Dans un entretien avec la revue Secousse, Jean-Pierre Balpe signalait sa gêne, depuis toujours, devant la nécessité de donner une fin aux romans. Et, en introduction à quelques textes automatiques publiés à cette occasion, il indiquait que son ambition avait été de créer un « univers infini, mobile, évanescent, insaisissable de textes où chacun est susceptible de renvoyer à tous les autres », de faire de la littérature « une matière biologique capable de se reproduire elle-même, de bourgeonner, coloniser, parasiter, dévorer, phagocyter, mimétiser l’ensemble des formes » de notre monde virtuel. Cette tentation de l’infini, pour reprendre le titre d’un de ses premiers textes (écrit à la main), cette visée borgésienne d’un livre sans début et sans fin, muable, différent à chaque instant, déployant un perpétuel « instantané de sensations » (peut-être est-ce la raison des patronymes proustiens dont sont affublés ses hétéronymes), trouve dans l’alphabalpe sa concrétisation.
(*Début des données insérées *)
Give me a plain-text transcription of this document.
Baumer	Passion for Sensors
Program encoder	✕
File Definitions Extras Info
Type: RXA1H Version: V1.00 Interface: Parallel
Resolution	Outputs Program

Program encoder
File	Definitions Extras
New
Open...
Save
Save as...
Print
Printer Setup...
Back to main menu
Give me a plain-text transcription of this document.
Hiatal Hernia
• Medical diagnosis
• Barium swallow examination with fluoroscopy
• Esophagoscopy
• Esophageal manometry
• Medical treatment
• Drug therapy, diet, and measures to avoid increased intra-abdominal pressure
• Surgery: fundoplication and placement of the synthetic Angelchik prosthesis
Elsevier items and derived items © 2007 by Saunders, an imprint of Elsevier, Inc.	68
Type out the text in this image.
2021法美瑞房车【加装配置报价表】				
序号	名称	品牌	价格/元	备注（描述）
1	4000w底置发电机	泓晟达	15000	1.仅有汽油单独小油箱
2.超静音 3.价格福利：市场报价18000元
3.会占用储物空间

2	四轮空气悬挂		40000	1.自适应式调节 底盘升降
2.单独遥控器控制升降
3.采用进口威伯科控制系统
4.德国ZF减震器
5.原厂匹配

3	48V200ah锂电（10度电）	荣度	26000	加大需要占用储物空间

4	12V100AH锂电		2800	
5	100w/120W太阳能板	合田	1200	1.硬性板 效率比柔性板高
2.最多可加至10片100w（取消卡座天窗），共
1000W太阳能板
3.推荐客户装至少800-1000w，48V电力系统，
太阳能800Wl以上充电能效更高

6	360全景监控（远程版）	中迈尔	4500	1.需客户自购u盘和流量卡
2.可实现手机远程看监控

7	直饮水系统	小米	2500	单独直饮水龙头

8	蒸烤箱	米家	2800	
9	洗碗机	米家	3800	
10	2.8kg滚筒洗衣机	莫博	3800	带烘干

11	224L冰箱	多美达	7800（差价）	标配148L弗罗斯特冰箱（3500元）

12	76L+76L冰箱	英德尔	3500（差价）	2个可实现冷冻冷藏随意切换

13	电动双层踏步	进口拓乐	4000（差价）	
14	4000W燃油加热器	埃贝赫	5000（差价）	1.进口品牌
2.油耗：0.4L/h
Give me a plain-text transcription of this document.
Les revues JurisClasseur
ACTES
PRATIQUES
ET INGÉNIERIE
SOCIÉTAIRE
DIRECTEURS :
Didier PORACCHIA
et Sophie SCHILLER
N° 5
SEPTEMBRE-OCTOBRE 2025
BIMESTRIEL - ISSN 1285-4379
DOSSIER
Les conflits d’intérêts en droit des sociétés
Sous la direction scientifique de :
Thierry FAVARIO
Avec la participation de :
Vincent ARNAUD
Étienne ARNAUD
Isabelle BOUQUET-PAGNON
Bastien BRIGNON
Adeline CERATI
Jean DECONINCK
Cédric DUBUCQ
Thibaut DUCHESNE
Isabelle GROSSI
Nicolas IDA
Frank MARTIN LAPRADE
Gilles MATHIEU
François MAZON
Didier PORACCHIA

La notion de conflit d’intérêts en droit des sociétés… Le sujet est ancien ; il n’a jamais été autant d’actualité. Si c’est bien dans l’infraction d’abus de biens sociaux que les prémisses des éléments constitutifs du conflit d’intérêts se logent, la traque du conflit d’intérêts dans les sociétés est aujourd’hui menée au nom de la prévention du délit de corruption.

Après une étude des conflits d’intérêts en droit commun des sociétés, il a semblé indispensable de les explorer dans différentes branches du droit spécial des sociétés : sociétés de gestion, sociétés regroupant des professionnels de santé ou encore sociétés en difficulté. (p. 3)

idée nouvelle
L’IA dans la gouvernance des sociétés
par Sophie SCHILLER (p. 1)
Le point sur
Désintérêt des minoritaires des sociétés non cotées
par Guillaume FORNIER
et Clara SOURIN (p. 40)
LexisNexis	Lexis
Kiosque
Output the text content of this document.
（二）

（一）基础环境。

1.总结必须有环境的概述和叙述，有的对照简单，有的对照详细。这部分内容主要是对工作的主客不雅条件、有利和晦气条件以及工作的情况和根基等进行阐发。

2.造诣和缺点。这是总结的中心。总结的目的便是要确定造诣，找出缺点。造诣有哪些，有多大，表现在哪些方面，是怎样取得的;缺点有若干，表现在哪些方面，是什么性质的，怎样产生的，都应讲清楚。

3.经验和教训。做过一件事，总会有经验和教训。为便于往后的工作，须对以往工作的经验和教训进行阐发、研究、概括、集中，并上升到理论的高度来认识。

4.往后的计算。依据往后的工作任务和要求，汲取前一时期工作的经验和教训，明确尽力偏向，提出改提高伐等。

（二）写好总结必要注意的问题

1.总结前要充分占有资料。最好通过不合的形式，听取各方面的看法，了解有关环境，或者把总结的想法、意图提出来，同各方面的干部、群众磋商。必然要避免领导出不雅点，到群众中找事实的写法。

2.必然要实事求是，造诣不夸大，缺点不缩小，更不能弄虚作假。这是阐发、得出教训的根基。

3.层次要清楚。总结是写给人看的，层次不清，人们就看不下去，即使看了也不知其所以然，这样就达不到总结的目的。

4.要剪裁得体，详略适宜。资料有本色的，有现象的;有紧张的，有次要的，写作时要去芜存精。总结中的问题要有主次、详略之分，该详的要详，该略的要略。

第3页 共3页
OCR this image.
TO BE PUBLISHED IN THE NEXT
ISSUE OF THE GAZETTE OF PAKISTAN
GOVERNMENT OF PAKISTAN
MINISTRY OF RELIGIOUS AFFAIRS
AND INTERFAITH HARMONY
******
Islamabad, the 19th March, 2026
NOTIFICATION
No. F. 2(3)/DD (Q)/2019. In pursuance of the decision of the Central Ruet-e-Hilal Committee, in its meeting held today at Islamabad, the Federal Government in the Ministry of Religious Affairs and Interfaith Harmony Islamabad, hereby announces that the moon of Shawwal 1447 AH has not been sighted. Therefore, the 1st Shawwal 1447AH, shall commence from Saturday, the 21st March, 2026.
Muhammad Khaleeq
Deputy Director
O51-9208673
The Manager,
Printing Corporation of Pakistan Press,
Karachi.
Quel abîme avec la pâle préfiguration qu’en avait donnée Raymond Queneau dans ses Cent mille milliards de poèmes… Extrait d’un poème en prose de Germaine Proust :
Odette donne un baiser à son petit garçon… Zamzama va au kiosque à journaux… Les fenêtres de l’immeuble d’en-face sont closes. Dietwiller entière, à mesure que le soleil baisse, s’allume aux bûchers des monuments. Un parasol, dont le cercle de tissu menthe repose, tangent, sur le sable brillant, découpe une zone d’ombre. Dieu fait la sieste. Au loin, le train remue tout l’horizon, et l’on ne croit pas, à entendre ce fracas, que ce n’était qu’un tramway dont les passages à niveau n’ont pas de barrière. Des hordes d’adolescents parcourent les villes massacrant tout sur leur passage. Les fenêtres de l’immeuble d’en-face sont closes ; dans la cour d’une école inconnue, un groupe d’enfants joue à la marelle... L’air a une légèreté étonnante... Un ivrogne pontifie. Les passants baguenaudent ; la vie a une odeur d’ordures... […].
(Facebook, 1 oct. 2020)
Au-delà de la curiosité qu’elle suscite inévitablement, et du plaisir de lecture, l’intérêt de la démarche est de poser de façon pratique, j’allais dire expérimentale (et par opposition aux générateurs de textes développés à des fins commerciales : dialogueurs, correcteurs, etc.), les questions dont écrivains et critiques débattent depuis toujours : qu’est-ce qu’un texte littéraire ? qu’est-ce que l’univers d’un écrivain ? qu’est-ce que le style ? À ce propos, il n’est peut-être pas inutile de signaler que cet outil trouve son origine dans une commande de l’Éducation nationale visant à proposer aux élèves des pastiches de certains grands écrivains (Proust, Maupassant, Zola, etc.). Elle s’est, depuis, dégagée de cette contrainte, mais l’œuvre des écrivains du passé offre évidemment une référence commode pour définir un champ lexical et un style. Par ailleurs, à ceux qui s’intéressent à l’évolution des générateurs automatiques de textes, l’alphabalpe soulève quelques questions vertigineuses : une machine électronique peut-elle se doter d’un univers propre ? dans ce cas, sera-t-il capable d’évoluer ? peut-elle se doter d’une imagination ? Et cette question taraudante : si un système informatique peut accéder, par le moyen d’Internet, à l’expérience de millions d’êtres, voire simuler leurs faiblesses et leurs folies, qu’est-ce qui fait la singularité d’une œuvre littéraire humaine ? Ce qu’une machine ne saura peut-être jamais faire c’est, au-delà de l’écriture de textes cohérents mais disparates, la construction d’un roman, avec ce que cela suppose d’évolutions des personnages, de ruses, d’ellipses, de flottements délibérés, de retours en arrière, etc. C’est aussi, peut-être, l’invention de formes inédites. De ce point de vue, l’alphabalpe vaut aussi pour ce qu’elle n’atteint pas. Voici matière à penser, autant que dans les livres. Et à rêver…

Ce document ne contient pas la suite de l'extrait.